"Ich bin geehrt und begeistert", das waren die ersten Worte, mit denen seinerseits der 29-jährige Hideki Matsuyama nach dem Masters in Augusta Publikum und Medien beehrte. Der Japaner hatte nach der dritten Runde mit vier Schlägen Vorsprung geführt, mit einer 73er-Runde rettete er mit gesamt 278 Schlägen einen Bonus von einem Schlag auf den US-Masters-Debütanten Will Zalatoris ins Clubhaus. Der Burgenländer Bernd Wiesberger erwischte einen schwarzen Tag, rutschte von Rang 10 auf Endrang 40 ab. "Ich bin geehrt und begeistert, dass ich das wundervolle Augusta National gewonnen habe", sagte Matsuyama am Ende etwas schüchtern und mithilfe eines Übersetzers, ehe er auf Englisch hinzufügte: "Danke."

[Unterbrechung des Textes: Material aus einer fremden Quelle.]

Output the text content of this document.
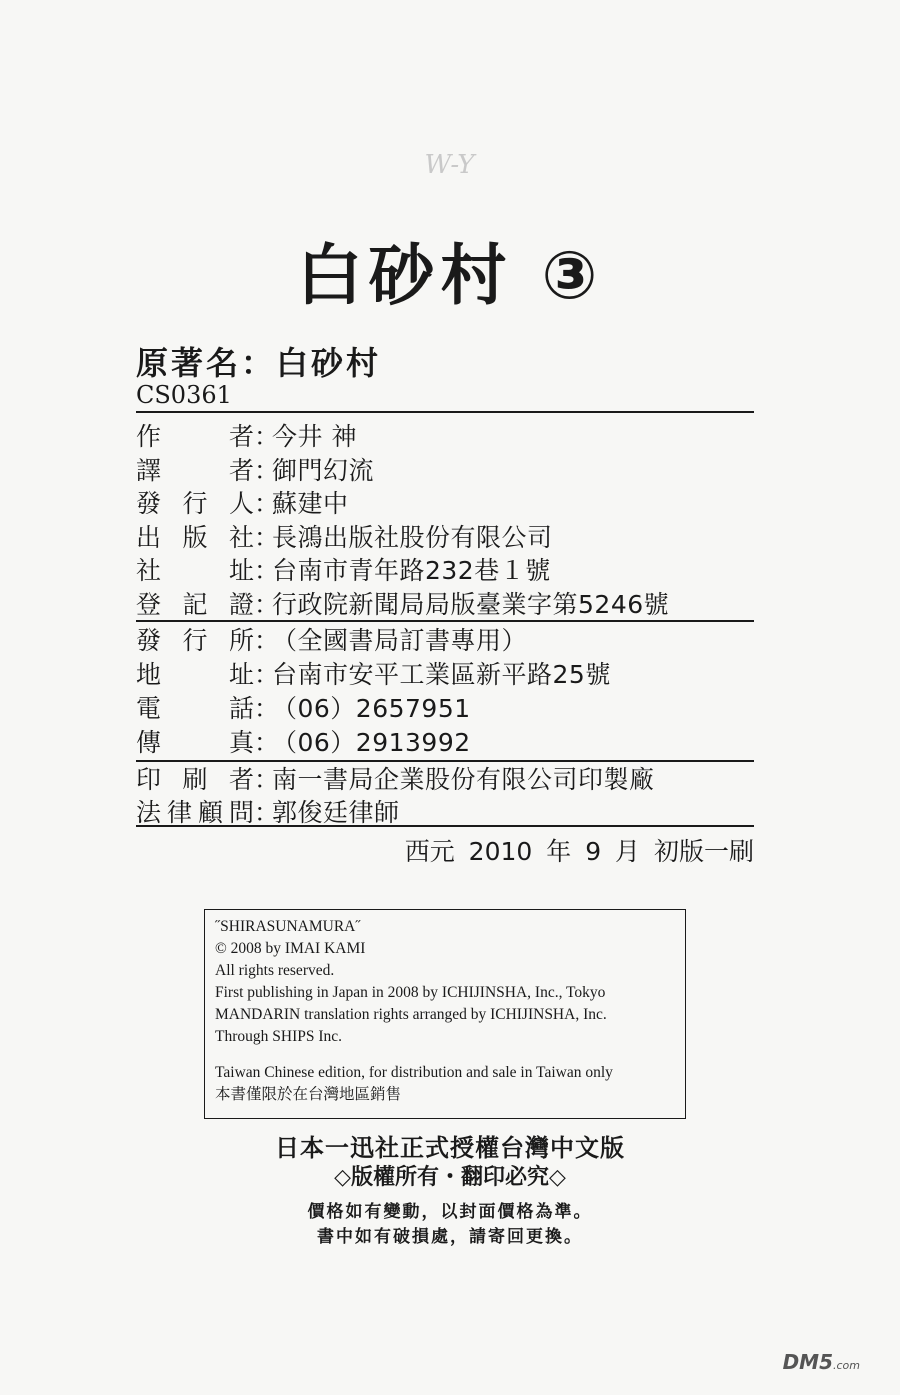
W-Y
白砂村 ③
原著名：白砂村
CS0361
作	者 ：
今井 神
譯	者 ：
御門幻流
發 行 人 ：
蘇建中
出 版 社 ：
長鴻出版社股份有限公司
社	址 ：
台南市青年路232巷１號
登 記 證 ：
行政院新聞局局版臺業字第5246號
發 行 所 ：
（全國書局訂書專用）
地	址 ：
台南市安平工業區新平路25號
電	話 ：
（06）2657951
傳	真 ：
（06）2913992
印 刷 者 ：
南一書局企業股份有限公司印製廠
法 律 顧 問 ：
郭俊廷律師
西元 2010 年 9 月 初版一刷
˝SHIRASUNAMURA˝
© 2008 by IMAI KAMI
All rights reserved.
First publishing in Japan in 2008 by ICHIJINSHA, Inc., Tokyo
MANDARIN translation rights arranged by ICHIJINSHA, Inc.
Through SHIPS Inc.
Taiwan Chinese edition, for distribution and sale in Taiwan only
本書僅限於在台灣地區銷售
日本一迅社正式授權台灣中文版
◇版權所有・翻印必究◇
價格如有變動，以封面價格為準。
書中如有破損處，請寄回更換。
DM5.com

Unmittelbar nach dem letzten Putt hatte er seinen Caddie auf dem 18. Grün in den Arm genommen, auf dem Weg zum Clubhaus wischte er sich mehrfach mit der Hand über die Augen. Der verletzte Tiger Woods gratulierte: "Gratulation zu dieser großen Errungenschaft für dich und dein Land", twitterte der US-Star. Matsuyama ist früherer Amateurmeister Asiens. Er hatte ab 2014 sechsmal auf der PGA-Tour gesiegt, viermal davon von Februar 2016 bis August 2017. Seither, also seit fast vier Jahren, war er auf dieser Ebene erfolglos geblieben. Bei den vom US-Amerikaner Brooks Koepka gewonnenen US Open 2017 war er Zweiter geworden. Damals war Matsuyama Weltranglistenzweiter gewesen, in das Masters ging er als 25. Die letzten vor der Schlussrunde mit geringen Siegeschancen verbliebenen Spieler konnten nicht mehr in die Entscheidung eingreifen.

Der US-Amerikaner Jordan Spieth machte auf Matsuyama nur drei Schläge seines Rückstands von sechs Schlägen wett, der englische Olympiasieger Justin Rose verlor gar noch einen zusätzlichen Schlag. Jon Rahm lieferte mit 66 Schlägen (6 unter Par) die beste Schlussrunde im ganzen Feld ab. Aber dies reichte nicht, um den Rückstand von elf Schlägen auszugleichen. Dritte mit je drei Schlägen Rückstand wurden so die US-Amerikaner Jordan Spieth und Xander Schauffele. Für Rahm reichte es noch zu Rang fünf. Matsuyama erhielt das legendäre grüne Sieger-Jacket traditionell von US-Vorjahressieger Dustin Johnson überreicht. Das Sieger-Preisgeld beträgt rund zwei Millionen US-Dollar (1,68 Millionen Euro). Matsuyama war beim Masters 2011 als bester Amateur ausgezeichnet worden, als er als 19-Jähriger den 27. Rang belegt hatte.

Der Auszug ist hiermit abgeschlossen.